Provavelmente chegado ao Brasil nas décadas iniciais do século XIX, logo ao desembarcar
Congo foi apresentado no cais da Praia do Valongo recentemente descoberto por
escavações realizadas para a criação do Porto Maravilha, na Praça Mauá, tendo
sido de pronto adquirido por Manuel Francisco Xavier e trazido para prestar
serviços nas três propriedades daquele escravagista.
Como era comum entre os escravos nascidos na África,
seu nome era composto por um prenome português associado ao antropônimo de sua
"nação" ou região de origem, nesse caso o Congo.

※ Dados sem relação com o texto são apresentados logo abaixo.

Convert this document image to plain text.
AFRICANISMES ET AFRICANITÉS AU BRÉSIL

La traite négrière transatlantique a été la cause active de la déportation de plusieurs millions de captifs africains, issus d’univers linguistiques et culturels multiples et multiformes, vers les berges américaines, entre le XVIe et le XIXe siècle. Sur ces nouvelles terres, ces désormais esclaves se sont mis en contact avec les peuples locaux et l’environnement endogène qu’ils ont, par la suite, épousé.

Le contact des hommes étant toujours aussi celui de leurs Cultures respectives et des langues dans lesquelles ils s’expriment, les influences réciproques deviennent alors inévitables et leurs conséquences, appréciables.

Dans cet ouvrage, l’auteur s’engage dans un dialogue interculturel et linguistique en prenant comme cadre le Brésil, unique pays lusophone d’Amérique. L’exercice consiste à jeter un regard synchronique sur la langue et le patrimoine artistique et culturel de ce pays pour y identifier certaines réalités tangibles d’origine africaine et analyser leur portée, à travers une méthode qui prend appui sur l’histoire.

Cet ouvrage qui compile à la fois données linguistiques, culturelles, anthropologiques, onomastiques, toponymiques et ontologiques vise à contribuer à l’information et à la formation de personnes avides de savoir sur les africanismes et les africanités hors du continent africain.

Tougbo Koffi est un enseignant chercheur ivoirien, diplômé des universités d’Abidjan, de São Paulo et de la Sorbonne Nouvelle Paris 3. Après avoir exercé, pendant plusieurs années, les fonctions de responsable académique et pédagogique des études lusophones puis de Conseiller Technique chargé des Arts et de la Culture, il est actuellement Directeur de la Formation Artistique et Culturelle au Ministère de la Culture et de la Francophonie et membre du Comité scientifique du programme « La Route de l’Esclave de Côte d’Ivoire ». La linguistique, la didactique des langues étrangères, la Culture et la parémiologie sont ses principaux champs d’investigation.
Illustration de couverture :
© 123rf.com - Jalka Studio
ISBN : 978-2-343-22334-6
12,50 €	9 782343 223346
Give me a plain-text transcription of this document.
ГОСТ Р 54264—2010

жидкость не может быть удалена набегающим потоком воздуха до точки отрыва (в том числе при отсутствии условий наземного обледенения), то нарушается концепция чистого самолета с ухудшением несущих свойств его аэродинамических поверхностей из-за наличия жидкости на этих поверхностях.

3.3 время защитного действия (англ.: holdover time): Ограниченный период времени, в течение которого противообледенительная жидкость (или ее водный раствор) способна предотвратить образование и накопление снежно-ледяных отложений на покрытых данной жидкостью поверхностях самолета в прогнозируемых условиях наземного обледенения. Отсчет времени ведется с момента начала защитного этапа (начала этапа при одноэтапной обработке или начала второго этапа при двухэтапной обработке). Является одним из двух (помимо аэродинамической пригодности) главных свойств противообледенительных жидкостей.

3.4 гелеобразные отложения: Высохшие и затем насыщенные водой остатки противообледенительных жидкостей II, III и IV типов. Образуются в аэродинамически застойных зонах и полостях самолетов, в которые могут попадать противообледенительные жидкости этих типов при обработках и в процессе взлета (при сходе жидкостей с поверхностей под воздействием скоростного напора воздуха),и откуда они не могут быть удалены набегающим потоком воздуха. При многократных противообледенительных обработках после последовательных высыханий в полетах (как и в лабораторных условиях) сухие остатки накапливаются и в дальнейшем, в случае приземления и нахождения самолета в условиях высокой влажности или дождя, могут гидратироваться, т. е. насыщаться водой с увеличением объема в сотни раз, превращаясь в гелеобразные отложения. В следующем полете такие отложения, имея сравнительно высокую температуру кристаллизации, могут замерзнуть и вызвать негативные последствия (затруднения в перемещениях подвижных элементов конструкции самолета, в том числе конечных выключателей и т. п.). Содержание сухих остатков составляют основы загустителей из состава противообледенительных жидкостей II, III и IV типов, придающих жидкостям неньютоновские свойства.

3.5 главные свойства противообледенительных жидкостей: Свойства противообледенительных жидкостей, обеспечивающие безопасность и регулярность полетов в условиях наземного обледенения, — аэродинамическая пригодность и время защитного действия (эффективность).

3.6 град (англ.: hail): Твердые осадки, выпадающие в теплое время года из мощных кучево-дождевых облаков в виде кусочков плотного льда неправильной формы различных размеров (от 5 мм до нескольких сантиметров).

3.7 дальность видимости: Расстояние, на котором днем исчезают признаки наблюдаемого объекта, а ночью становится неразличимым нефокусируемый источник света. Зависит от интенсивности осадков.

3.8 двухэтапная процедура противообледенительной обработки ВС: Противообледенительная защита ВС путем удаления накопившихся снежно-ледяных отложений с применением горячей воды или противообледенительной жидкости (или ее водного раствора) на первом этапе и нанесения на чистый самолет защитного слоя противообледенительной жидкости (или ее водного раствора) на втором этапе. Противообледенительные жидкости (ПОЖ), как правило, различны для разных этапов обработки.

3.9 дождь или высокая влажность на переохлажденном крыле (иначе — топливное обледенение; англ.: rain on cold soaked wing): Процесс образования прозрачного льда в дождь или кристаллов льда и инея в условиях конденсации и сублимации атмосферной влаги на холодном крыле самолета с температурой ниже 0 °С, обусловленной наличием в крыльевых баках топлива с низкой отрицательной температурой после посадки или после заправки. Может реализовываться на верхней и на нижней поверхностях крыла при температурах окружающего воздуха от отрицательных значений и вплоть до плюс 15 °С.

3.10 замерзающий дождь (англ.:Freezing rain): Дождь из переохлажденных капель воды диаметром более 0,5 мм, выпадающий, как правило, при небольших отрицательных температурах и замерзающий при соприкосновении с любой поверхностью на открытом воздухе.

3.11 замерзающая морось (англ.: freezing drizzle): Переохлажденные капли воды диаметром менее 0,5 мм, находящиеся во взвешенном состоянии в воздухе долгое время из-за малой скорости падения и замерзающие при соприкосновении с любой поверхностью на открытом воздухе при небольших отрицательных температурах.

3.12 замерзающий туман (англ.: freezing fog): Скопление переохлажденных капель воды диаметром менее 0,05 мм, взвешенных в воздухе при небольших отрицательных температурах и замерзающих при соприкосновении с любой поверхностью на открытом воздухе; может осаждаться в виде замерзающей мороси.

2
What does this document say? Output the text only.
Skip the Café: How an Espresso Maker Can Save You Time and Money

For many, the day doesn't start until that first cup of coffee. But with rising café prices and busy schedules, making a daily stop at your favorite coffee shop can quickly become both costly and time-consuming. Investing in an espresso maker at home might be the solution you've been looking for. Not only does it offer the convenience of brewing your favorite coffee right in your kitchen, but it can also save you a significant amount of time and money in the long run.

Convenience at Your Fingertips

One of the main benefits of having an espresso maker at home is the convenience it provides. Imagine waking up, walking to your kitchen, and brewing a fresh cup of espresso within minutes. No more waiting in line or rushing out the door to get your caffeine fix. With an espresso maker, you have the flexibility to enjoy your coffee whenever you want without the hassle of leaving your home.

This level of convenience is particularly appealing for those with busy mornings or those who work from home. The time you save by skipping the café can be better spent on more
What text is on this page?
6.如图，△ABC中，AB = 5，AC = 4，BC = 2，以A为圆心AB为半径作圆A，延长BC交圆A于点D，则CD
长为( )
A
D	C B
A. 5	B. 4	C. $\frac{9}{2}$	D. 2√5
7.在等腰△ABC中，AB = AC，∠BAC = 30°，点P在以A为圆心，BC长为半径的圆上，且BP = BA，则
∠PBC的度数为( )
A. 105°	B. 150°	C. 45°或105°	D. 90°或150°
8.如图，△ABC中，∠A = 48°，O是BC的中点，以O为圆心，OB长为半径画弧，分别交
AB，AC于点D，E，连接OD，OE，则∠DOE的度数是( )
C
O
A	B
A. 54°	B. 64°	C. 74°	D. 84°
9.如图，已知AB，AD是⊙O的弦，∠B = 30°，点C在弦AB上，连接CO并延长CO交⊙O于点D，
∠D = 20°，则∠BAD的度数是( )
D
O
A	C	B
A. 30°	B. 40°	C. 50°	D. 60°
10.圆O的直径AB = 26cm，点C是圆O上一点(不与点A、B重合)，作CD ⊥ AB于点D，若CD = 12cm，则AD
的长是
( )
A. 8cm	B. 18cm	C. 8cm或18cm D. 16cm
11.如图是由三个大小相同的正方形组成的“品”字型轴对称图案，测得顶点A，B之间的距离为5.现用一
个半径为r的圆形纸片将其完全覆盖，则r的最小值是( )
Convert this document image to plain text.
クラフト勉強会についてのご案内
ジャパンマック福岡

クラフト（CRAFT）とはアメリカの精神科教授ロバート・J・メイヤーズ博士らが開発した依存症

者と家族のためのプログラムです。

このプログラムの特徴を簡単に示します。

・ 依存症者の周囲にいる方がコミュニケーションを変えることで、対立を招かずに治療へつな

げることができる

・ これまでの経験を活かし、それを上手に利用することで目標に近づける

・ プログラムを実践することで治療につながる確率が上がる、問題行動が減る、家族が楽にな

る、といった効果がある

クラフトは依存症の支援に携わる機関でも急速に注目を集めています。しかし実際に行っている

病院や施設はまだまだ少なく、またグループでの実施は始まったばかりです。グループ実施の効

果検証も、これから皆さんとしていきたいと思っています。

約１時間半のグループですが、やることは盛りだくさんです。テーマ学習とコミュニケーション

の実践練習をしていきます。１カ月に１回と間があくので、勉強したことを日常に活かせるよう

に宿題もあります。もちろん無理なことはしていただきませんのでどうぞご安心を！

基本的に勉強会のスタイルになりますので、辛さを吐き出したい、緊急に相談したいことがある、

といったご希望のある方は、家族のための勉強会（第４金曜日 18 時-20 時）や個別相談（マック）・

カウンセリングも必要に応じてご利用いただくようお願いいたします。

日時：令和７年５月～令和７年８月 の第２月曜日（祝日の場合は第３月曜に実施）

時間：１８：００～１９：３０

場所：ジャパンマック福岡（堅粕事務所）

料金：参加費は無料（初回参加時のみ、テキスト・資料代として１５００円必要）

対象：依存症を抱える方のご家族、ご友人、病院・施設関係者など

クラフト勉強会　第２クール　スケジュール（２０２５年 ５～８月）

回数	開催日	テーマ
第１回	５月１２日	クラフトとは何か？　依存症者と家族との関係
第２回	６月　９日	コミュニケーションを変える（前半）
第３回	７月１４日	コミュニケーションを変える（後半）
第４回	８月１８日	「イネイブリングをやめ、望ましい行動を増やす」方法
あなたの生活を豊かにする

Manoel era ferreiro,
ofício que requeria treinamento e destreza, o que certamente lhe conferia superioridade
sobre outros escravos e maior valor econômico perante seus senhores.
Fulga audaciosa
Dotado de grande espírito
de liderança, corajoso e decidido, Manoel promoveu uma fuga audaciosa na noite
de 7 de novembro de 1838, conduzindo mais de duas centenas de fugitivos - entre
homens, mulheres e crianças - em direção à Serra de Santa Catarina (hoje na
linha limítrofe de Paty do Alferes com Petrópolis), onde pretendia instalar um
quilombo.
No ofício datado de 13 de
novembro de 1838 a
Paulino José Soares de Souza, então presidente da Província do Rio de Janeiro,
o juiz de Paz de Vassouras - José Pinheiro de Souza Werneck - solicitou
imediatas providências para a captura dos rebelados, duramente perseguidos e
aprisionados pelo barão de Paty (Francisco Peixoto de Lacerda Werneck) após
intensa refrega nas matas adjacentes àquele município. Entre os mais
importantes cabeças do movimento, encontravam-se também Miguel Crioulo,
Belarmino Congo, Afonso Angola, João Angola, Adão Benguela, Epifânio
Moçambique, Canuto Moçambique, Antônio Magro, Pedro Dias e Justino Benguela,
além de Mariana Crioula, Rita Crioula, Lourença Crioula, Brígida Crioula, Joana
Mofumbe, Josefa Angola, Emília Conga, Balbina Congo e Manoela Angola.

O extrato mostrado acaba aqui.